Friday, August 2, 2013

Day 3: First Day Collecting in the Field

This was our first full day at SRER. I got up at 6 am and went for a run with Farda, Michelle, and Tong. We ran down the drive that leads up to the center and it was beautiful. The golden mountains warming up around us. The first half of the run was easy and mostly all downhill. The second half of the run was really hard! Not only was it uphill but I kept getting kind of dizzy and having shaky vision. I took a bottle of ice water with me to drink during the run, it wasn't dehydration but rather the altitude that was making me feel so overworked. We are at 4000 feet above sea level here.


After breakfast, the group went into the field and we collected caterpillars for Lee. The first thing we did when we got to the site was layout the 10 meter diameter plot. Then we just started to beat every tree and shrub in the area with our beater sticks or as I like to call them tap rods, and beat-sheets. Check out this video, my friend, Michelle made. She introduces the VIDEO but I am the main star explaining how to collect caterpillars using the supplies I just mentioned above.

As I mention in the video, some of the caterpillars are so small. It takes a very focused eye to spot them. We left the field after about 2 hours and headed back to the station for lunch. On our way back our car talked about what science is. In two words all of the teachers in the car had to describe it. I said, inquiry experimentation. The photographer professor, Doug, who asked the question said, I was the closest, he said science is hypothesis testing. Lee added that the word science means “to know.” Which make sense because to be able to know something you have got to test it out.

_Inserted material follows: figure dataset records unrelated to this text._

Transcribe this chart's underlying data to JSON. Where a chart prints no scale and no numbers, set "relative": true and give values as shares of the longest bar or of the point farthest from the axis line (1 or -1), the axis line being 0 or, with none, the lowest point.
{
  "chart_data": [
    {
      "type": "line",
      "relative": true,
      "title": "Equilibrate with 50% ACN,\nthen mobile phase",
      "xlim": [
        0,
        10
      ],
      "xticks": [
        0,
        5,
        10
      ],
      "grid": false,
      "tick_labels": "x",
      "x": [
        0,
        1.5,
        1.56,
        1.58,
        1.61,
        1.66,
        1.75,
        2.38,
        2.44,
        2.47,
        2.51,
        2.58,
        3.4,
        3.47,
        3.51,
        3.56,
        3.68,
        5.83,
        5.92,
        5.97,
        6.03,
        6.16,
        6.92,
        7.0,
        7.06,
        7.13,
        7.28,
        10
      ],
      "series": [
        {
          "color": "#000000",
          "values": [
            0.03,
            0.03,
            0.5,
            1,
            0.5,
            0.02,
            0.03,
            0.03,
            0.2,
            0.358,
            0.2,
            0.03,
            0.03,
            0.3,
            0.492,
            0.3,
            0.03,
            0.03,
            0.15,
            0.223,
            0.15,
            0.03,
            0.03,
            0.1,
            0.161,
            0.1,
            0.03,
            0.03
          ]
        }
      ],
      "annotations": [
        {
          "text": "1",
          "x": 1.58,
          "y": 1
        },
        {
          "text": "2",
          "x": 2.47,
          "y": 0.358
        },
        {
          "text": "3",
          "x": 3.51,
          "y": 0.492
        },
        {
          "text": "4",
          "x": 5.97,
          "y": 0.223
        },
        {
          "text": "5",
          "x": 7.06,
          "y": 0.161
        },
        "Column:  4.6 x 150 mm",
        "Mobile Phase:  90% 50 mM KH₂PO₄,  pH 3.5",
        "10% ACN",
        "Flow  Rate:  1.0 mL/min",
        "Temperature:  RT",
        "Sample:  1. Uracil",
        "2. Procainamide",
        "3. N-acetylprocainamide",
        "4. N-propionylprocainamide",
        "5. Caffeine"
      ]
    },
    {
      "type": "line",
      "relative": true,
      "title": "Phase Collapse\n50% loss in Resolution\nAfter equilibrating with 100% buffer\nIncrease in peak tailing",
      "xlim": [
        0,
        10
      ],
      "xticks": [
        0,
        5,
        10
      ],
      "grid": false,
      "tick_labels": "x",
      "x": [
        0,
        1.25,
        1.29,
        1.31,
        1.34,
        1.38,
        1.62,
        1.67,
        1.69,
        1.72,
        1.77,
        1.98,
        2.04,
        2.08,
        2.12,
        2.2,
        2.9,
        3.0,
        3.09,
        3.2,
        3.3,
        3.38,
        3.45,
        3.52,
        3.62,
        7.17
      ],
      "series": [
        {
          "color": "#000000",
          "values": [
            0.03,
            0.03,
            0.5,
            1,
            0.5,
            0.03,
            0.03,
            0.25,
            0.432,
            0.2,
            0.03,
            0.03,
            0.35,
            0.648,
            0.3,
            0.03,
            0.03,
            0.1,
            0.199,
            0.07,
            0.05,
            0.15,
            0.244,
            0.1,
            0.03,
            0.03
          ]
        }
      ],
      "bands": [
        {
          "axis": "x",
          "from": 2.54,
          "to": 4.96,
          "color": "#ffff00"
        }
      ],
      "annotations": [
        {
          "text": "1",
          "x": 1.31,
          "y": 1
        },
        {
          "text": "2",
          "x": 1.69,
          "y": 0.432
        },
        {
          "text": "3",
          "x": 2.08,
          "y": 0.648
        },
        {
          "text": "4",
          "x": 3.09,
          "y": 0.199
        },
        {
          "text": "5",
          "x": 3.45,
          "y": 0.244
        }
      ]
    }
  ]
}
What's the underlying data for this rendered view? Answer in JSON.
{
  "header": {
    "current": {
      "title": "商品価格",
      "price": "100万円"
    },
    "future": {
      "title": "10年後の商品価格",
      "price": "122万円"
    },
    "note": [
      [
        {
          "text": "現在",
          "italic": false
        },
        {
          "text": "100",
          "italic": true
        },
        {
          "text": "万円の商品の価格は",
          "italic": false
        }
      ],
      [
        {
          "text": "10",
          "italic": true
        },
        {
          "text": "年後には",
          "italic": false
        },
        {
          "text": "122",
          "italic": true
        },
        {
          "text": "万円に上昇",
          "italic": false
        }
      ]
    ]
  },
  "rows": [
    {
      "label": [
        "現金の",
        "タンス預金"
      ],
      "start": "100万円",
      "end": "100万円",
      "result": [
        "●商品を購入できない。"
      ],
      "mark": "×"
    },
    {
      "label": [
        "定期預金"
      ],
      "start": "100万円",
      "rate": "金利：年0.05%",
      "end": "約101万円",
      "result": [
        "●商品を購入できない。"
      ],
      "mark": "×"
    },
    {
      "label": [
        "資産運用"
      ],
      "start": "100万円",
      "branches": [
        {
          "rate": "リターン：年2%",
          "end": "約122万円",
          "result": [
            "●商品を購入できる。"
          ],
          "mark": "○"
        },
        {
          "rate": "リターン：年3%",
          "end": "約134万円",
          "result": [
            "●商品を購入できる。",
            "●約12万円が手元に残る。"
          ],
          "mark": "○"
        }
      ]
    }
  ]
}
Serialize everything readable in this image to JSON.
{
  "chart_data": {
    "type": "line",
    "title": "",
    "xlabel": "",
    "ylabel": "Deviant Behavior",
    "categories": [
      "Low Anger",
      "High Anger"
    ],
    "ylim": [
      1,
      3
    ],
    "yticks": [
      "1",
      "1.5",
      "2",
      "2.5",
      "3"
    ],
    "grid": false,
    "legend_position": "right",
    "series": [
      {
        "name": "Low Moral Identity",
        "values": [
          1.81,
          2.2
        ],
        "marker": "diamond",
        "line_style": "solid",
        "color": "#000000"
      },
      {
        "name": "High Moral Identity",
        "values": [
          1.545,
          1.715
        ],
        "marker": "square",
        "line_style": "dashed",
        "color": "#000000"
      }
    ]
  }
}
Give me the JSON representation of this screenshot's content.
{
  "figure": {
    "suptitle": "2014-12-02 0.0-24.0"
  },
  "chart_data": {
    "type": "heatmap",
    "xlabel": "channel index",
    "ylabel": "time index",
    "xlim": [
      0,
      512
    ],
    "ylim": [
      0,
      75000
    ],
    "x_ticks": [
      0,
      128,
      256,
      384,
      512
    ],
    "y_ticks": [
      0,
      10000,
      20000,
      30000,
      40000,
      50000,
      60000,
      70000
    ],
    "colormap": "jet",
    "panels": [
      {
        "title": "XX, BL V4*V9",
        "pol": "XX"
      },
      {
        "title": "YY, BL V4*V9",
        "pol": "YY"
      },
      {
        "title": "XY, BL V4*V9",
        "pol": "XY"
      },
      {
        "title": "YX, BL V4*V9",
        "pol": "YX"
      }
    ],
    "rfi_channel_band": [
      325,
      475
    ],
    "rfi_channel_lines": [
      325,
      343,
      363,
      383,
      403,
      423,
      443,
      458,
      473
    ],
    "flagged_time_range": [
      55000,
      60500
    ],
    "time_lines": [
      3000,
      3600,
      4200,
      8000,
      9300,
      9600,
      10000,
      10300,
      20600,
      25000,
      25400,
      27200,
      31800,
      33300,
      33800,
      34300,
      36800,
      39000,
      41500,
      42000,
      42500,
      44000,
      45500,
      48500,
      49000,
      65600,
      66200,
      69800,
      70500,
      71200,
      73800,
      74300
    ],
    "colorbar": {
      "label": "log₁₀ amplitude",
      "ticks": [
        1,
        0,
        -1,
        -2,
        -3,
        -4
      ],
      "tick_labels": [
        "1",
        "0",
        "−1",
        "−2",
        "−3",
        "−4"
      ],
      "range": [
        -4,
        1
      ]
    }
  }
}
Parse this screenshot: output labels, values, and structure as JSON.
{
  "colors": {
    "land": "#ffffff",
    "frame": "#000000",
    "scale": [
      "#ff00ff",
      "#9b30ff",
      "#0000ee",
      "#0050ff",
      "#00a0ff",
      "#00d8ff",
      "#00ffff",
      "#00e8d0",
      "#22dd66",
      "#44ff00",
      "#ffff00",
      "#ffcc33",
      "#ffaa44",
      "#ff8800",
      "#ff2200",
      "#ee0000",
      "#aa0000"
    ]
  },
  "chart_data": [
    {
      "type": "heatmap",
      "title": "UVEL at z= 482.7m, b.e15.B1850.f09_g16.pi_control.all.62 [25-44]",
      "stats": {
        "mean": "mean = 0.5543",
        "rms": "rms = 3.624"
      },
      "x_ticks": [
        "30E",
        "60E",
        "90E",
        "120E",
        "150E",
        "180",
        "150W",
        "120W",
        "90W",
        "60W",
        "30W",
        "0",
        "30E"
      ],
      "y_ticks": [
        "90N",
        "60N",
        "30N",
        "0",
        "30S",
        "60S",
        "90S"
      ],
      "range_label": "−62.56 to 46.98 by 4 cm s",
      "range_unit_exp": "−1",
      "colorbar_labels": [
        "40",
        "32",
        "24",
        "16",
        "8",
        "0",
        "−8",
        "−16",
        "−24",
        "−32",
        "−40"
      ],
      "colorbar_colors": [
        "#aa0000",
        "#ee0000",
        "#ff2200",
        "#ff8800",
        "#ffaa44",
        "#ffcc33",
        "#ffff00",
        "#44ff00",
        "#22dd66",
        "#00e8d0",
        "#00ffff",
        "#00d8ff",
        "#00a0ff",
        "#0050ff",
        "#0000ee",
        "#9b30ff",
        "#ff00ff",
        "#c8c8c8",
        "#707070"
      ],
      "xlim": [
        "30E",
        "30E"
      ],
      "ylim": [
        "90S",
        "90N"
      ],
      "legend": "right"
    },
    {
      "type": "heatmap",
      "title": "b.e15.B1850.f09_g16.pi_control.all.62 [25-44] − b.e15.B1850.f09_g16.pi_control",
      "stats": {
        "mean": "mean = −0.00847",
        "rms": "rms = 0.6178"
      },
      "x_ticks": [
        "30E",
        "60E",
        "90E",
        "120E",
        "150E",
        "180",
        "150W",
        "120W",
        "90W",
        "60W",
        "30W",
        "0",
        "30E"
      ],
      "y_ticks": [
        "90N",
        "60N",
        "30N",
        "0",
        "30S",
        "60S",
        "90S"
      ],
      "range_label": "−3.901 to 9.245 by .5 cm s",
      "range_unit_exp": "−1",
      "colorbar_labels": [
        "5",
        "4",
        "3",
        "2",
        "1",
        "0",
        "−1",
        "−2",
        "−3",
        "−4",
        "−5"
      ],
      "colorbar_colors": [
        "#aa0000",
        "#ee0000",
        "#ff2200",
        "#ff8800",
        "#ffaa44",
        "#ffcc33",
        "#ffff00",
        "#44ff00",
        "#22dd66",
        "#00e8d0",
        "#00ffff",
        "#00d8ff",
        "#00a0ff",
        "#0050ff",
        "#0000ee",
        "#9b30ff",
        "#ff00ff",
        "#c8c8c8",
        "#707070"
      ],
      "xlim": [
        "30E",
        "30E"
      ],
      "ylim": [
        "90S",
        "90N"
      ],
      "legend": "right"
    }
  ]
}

After lunch we did some processing of the caterpillars. The first thing Farda and I did was go “shopping.” Pretty much you go out and collect leaves (food) from trees that we know the caterpillars will eat. I got distracted while we were doing this with the night light sheet that was hanging up nearby and was looking at the few species that were still on it in the middle of the day, and I suddenly hear this rustling near my right foot. I look down and see a lizard tearing the wing off a moth. The poor moth, wingless, is trying to crawl away, and I am watching the entire scene breathless, I think I slightly moved my head as a mosquito flew by and the lizard reacted. He grabbed that moth with his jaws and took off out of sight. I didn't even know lizards ate moths until then. I thought moths were mainly bird food.







The processing of caterpillars was an extensive activity. We all sat around a big table. Took caterpillars out of the bags they were in that we collected them in the field, put them into little cups with lids and some of their foliage, then wrote the date, genus type, food type, etc. on the cup. It was really annoying when someone put 1,000 times the foliage mass as compared to the caterpillar’s mass. That make finding a caterpillar the size of an eyelash, in a clump of 100 leaves harder than finding a needle in a haystack. 

Right before dinner, Doctor Wagnor, a prominent taxonomist in the caterpillar world, gave us an interesting talk on some adaptions that caterpillars have developed to help them survive. Did you know some caterpillars look like bird poop to deter birds from wanting to eat them/something that looks like their own poop? Some look like twigs, dead leaves, have the same reflection patterns as pine needles, look like flowers, have pointy spines that can sting a predator, throw their poo, or shoot acid out of their heads. I didn't realize it before today, but Caterpillars are AMAZING!